The new ngram indexer should be able to distinguish between asking for multiple analyses to be combined (e.g. 'all pairs' in a four-voice piece) and asking for different numbers of voices (i.e. 2, 3, 4) in the analysis. Both of these concern the "vertical" component but at different stages of the analysis. Right now it is unclear how to make requests for multiple combinations at once so I have to depend on the workflowmanager magic but this isn't as flexible as I need it to be.

crantila commented 8 years ago

As it exists now, you have to use the WorkflowManager to get multiple part combinations of n-grams because that functionality doesn't exist in the NGramIndexer. If you want to customize the part-combination selection, the method to copy and modify is this one.

In the future, should/could the NGramIndexer grow the functionality to produce multiple part-combinations of n-grams at once? Sure. I'm a little concerned about making that indexer (and its settings) even more complicated, but this might help to simplify other parts of the program.

But remember the cardinal rule of indexers: take one piece's data as input, do some analysis, add a single new index of data as output.
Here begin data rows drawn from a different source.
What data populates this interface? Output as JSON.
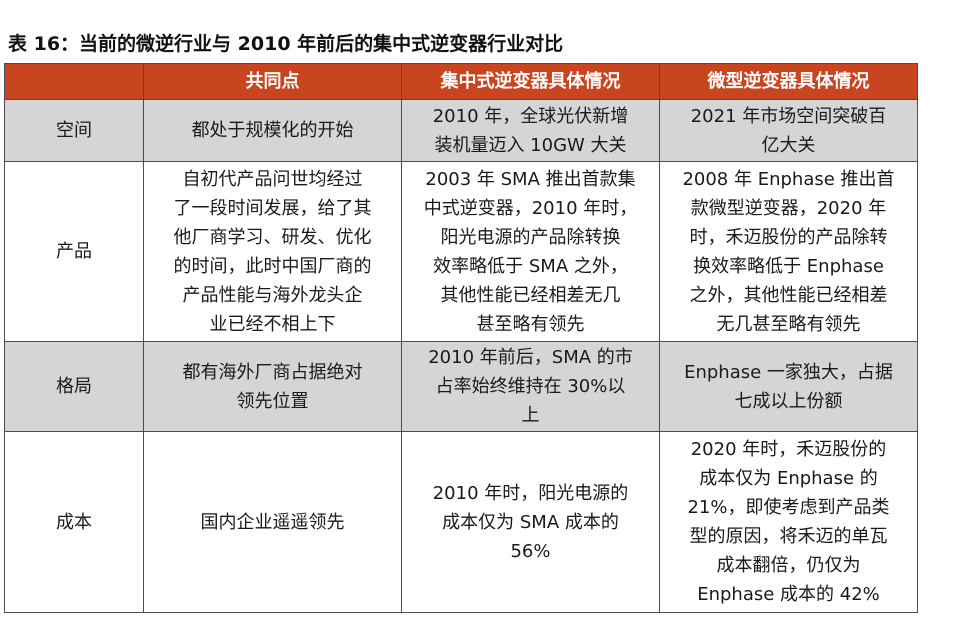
{
  "title": "表 16：当前的微逆行业与 2010 年前后的集中式逆变器行业对比",
  "table": {
    "headers": [
      "",
      "共同点",
      "集中式逆变器具体情况",
      "微型逆变器具体情况"
    ],
    "rows": [
      {
        "label": "空间",
        "common": "都处于规模化的开始",
        "central": "2010 年，全球光伏新增\n装机量迈入 10GW 大关",
        "micro": "2021 年市场空间突破百\n亿大关"
      },
      {
        "label": "产品",
        "common": "自初代产品问世均经过\n了一段时间发展，给了其\n他厂商学习、研发、优化\n的时间，此时中国厂商的\n产品性能与海外龙头企\n业已经不相上下",
        "central": "2003 年 SMA 推出首款集\n中式逆变器，2010 年时，\n阳光电源的产品除转换\n效率略低于 SMA 之外，\n其他性能已经相差无几\n甚至略有领先",
        "micro": "2008 年 Enphase 推出首\n款微型逆变器，2020 年\n时，禾迈股份的产品除转\n换效率略低于 Enphase\n之外，其他性能已经相差\n无几甚至略有领先"
      },
      {
        "label": "格局",
        "common": "都有海外厂商占据绝对\n领先位置",
        "central": "2010 年前后，SMA 的市\n占率始终维持在 30%以\n上",
        "micro": "Enphase 一家独大，占据\n七成以上份额"
      },
      {
        "label": "成本",
        "common": "国内企业遥遥领先",
        "central": "2010 年时，阳光电源的\n成本仅为 SMA 成本的\n56%",
        "micro": "2020 年时，禾迈股份的\n成本仅为 Enphase 的\n21%，即使考虑到产品类\n型的原因，将禾迈的单瓦\n成本翻倍，仍仅为\nEnphase 成本的 42%"
      }
    ]
  }
}
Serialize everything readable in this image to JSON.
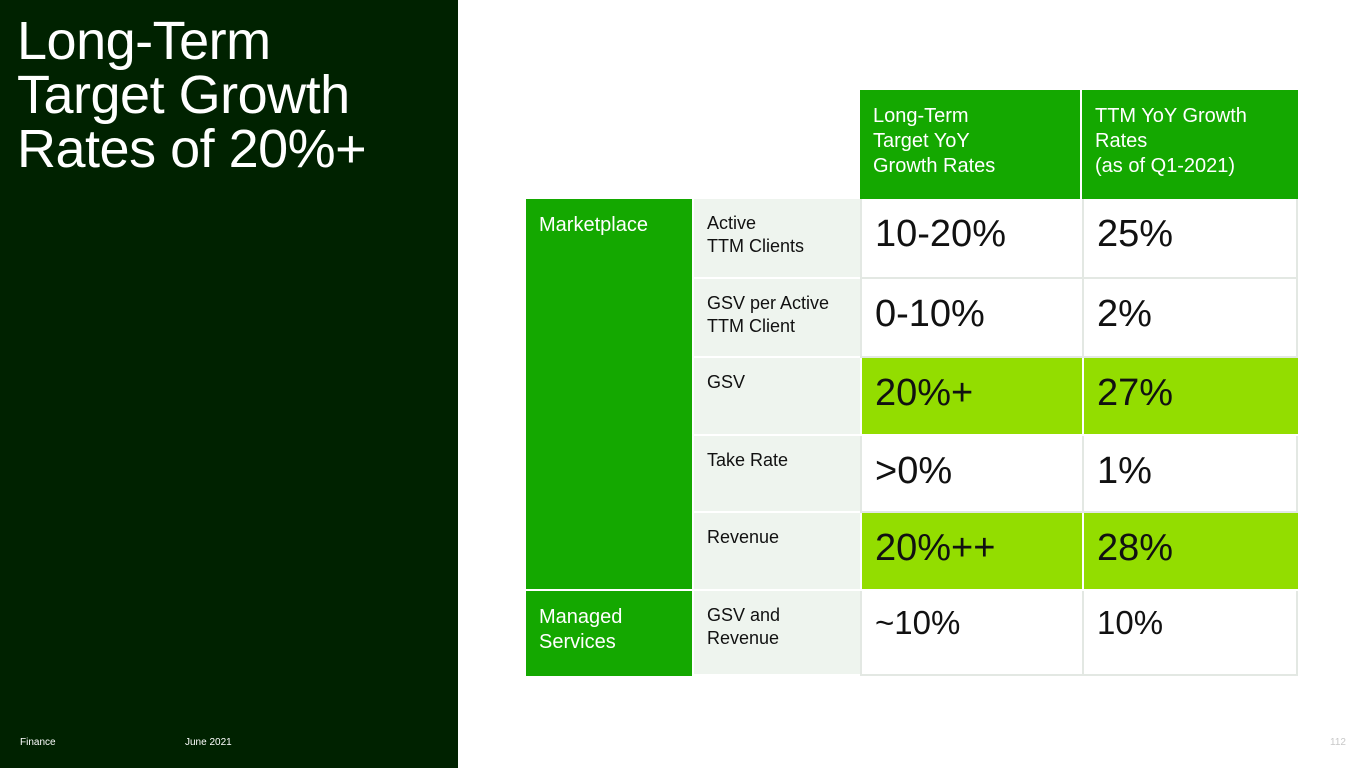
{
  "title": {
    "lines": [
      "Long-Term",
      "Target Growth",
      "Rates of 20%+"
    ]
  },
  "footer": {
    "left": "Finance",
    "date": "June 2021",
    "page": "112"
  },
  "colors": {
    "panel": "#002200",
    "header_green": "#14a800",
    "highlight_green": "#93dd00",
    "label_bg": "#eef4ee"
  },
  "table": {
    "headers": [
      [
        "Long-Term",
        "Target YoY",
        "Growth Rates"
      ],
      [
        "TTM YoY Growth",
        "Rates",
        "(as of Q1-2021)"
      ]
    ],
    "groups": [
      [
        "Marketplace"
      ],
      [
        "Managed",
        "Services"
      ]
    ],
    "rows": [
      {
        "label": [
          "Active",
          "TTM Clients"
        ],
        "target": "10-20%",
        "ttm": "25%"
      },
      {
        "label": [
          "GSV per Active",
          "TTM Client"
        ],
        "target": "0-10%",
        "ttm": "2%"
      },
      {
        "label": [
          "GSV"
        ],
        "target": "20%+",
        "ttm": "27%"
      },
      {
        "label": [
          "Take Rate"
        ],
        "target": ">0%",
        "ttm": "1%"
      },
      {
        "label": [
          "Revenue"
        ],
        "target": "20%++",
        "ttm": "28%"
      },
      {
        "label": [
          "GSV and",
          "Revenue"
        ],
        "target": "~10%",
        "ttm": "10%"
      }
    ]
  }
}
(If you're running an indexer on multiple pieces, use AggregatedPieces, which calls the indexer with one piece at a time. If you're combining results from multiple pieces into a single DataFrame, the only analyzer that currently does this is the ColumnAggregator. Yes, it needs to be documented better).

alexandermorgan commented 8 years ago

Release 2.4.1 provides the new_ngram indexer and deprecates the previous one. The old ngram indexer will be removed in version 3. Also @mborsodi is making progress with the windexer which has the main functionality that @crantila was mentioning above.